Thursday, April 03, 2008

Religiously Unaffiliated double since the 1980s

Change-seekers

http://www.worldmag.com/articles/13878

Survey reveals a nation on the spiritual hunt 

The Pew Forum on Religion and Public Life has released a major study of America's religious makeup. The U.S. Religious Landscape Survey (available online at religions.pewforum.org/reports) shows a nation of people changing their religion, with churches simultaneously gaining new members but losing old ones, and with the fastest-growing religious group being the "unaffiliated."

Currently, 51 percent of Americans are Protestants—down from 60 percent to 65 percent in the 1970s. Of these, 26 percent of Americans are members of evangelical churches; 18 percent belong to mainline Protestant churches; and 7 percent belong to historic black churches.
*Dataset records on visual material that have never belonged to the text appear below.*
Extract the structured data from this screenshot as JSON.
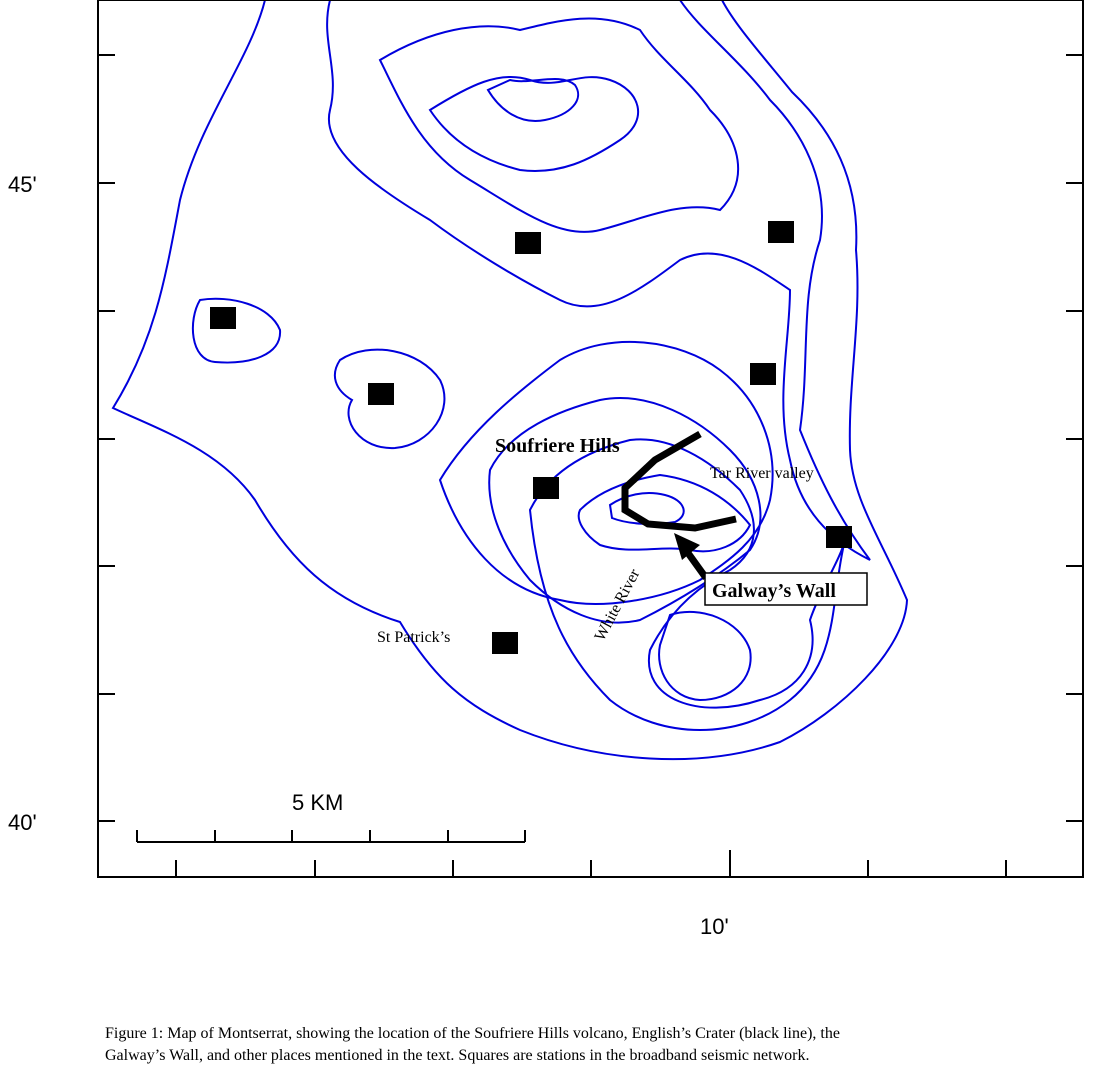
{
  "map": {
    "lat_labels": [
      "45'",
      "40'"
    ],
    "lon_labels": [
      "10'"
    ],
    "scale_label": "5 KM",
    "places": {
      "soufriere": "Soufriere Hills",
      "tar_river": "Tar River valley",
      "white_river": "White River",
      "galway": "Galway’s Wall",
      "st_patrick": "St Patrick’s"
    }
  },
  "caption": [
    "Figure 1:  Map of Montserrat, showing the location of the Soufriere Hills volcano, English’s Crater (black line), the",
    "Galway’s Wall, and other places mentioned in the text. Squares are stations in the broadband seismic network."
  ]
}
Roman Catholics make up 24 percent of the population. The Eastern Orthodox make up 0.6 percent. In addition to "other Christian" groups (0.3 percent), the survey throws Jehovah's Witnesses (0.7 percent) and Mormons (1.7 percent) into the Christian camp, which thus includes 78.4 percent of all Americans.
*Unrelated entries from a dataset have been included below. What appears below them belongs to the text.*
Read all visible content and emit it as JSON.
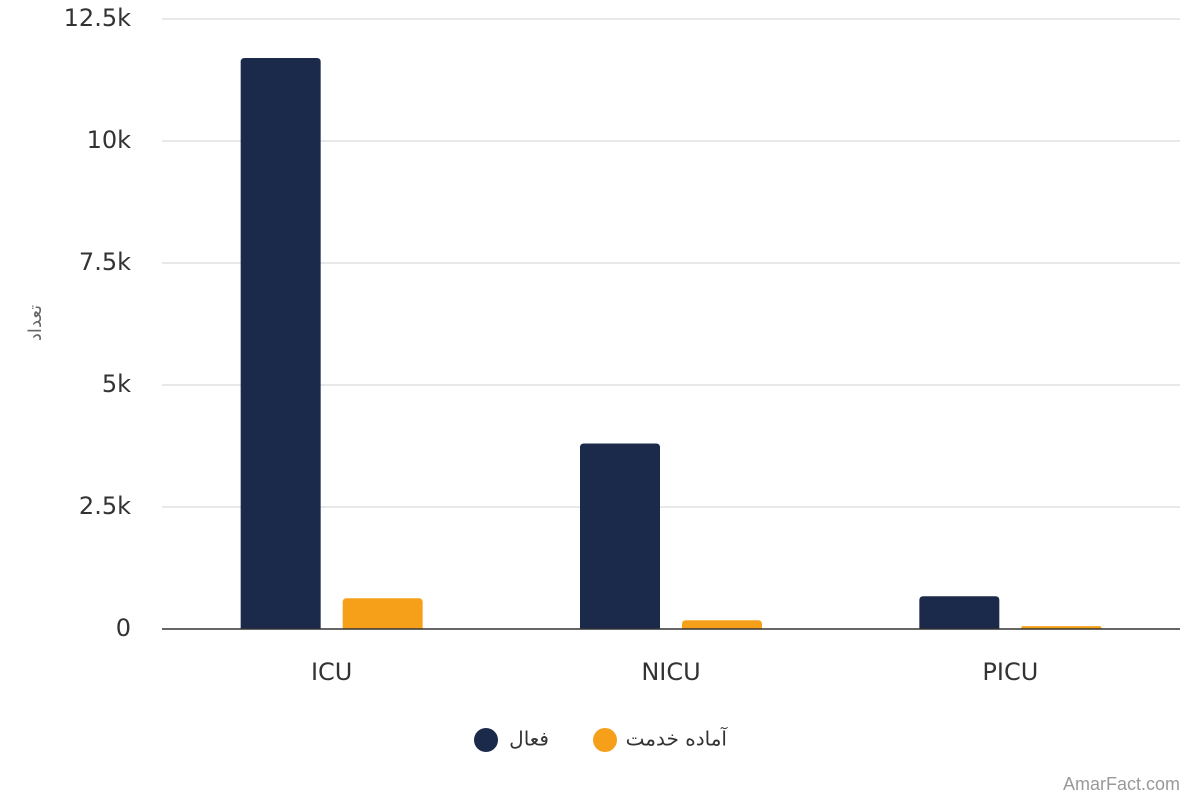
{
  "chart_data": {
    "type": "bar",
    "categories": [
      "ICU",
      "NICU",
      "PICU"
    ],
    "series": [
      {
        "name": "فعال",
        "values": [
          11700,
          3800,
          670
        ],
        "color": "#1b2a4a"
      },
      {
        "name": "آماده خدمت",
        "values": [
          630,
          180,
          60
        ],
        "color": "#f6a01a"
      }
    ],
    "ylabel": "تعداد",
    "ylim": [
      0,
      12500
    ],
    "yticks": [
      {
        "value": 0,
        "label": "0"
      },
      {
        "value": 2500,
        "label": "2.5k"
      },
      {
        "value": 5000,
        "label": "5k"
      },
      {
        "value": 7500,
        "label": "7.5k"
      },
      {
        "value": 10000,
        "label": "10k"
      },
      {
        "value": 12500,
        "label": "12.5k"
      }
    ],
    "grid": true,
    "legend_position": "bottom-center"
  },
  "credit": "AmarFact.com"
}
Other world religions claim the adherence of only 4.7 percent of Americans. These include Jews (1.7 percent), Buddhists (0.7 percent), Muslims (0.6 percent), and Hindus (0.4 percent). The survey includes in this breakdown the 0.4 percent who follow New Age religions (the same percentage as Hindus and the Presbyterian Church in America), and other non-Christian sects, such as Unitarians (0.7 percent).
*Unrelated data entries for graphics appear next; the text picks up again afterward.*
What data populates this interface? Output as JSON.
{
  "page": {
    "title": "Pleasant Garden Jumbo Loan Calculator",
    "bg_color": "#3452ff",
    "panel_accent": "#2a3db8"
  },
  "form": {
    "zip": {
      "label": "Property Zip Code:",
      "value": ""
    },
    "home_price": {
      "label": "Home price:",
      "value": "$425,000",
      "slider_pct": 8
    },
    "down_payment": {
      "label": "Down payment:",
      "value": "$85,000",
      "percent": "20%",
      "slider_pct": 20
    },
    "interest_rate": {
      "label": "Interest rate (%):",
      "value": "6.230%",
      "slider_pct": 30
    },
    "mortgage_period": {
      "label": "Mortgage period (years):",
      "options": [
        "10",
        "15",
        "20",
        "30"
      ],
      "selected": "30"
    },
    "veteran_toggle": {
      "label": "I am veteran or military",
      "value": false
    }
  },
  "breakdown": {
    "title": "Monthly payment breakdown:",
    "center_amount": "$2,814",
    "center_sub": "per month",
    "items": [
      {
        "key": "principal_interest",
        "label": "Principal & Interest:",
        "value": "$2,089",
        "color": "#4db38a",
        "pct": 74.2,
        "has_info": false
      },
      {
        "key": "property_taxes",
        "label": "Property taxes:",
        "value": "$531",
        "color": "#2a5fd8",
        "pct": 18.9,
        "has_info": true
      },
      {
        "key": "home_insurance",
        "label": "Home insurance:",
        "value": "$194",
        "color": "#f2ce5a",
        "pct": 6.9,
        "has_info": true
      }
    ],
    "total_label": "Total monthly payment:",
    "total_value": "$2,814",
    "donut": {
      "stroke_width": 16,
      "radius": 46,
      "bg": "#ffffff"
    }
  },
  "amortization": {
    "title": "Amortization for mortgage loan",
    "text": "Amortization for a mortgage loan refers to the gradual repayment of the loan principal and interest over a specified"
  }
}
Christianity's major competitor is thus not other religions but no religion. The "unaffiliated" comprise 16 percent of all Americans—roughly the same percentage that belong to mainline Protestant denominations and more than double the number of unaffiliated in the 1980s. And the unaffiliated are growing the fastest, taking members from virtually all other religious groupings, including evangelicals.

Perhaps the study's biggest finding is the extent to which Americans change their religious affiliations. Over 28 percent have changed from the religion in which they were brought up—and 44 percent have left the church of their childhood.

If America has become "post-denominational," what is the cause and effect? Do people lack denominational loyalty because they no longer care about theological distinctives? Or is it because different denominations are increasingly indistinguishable?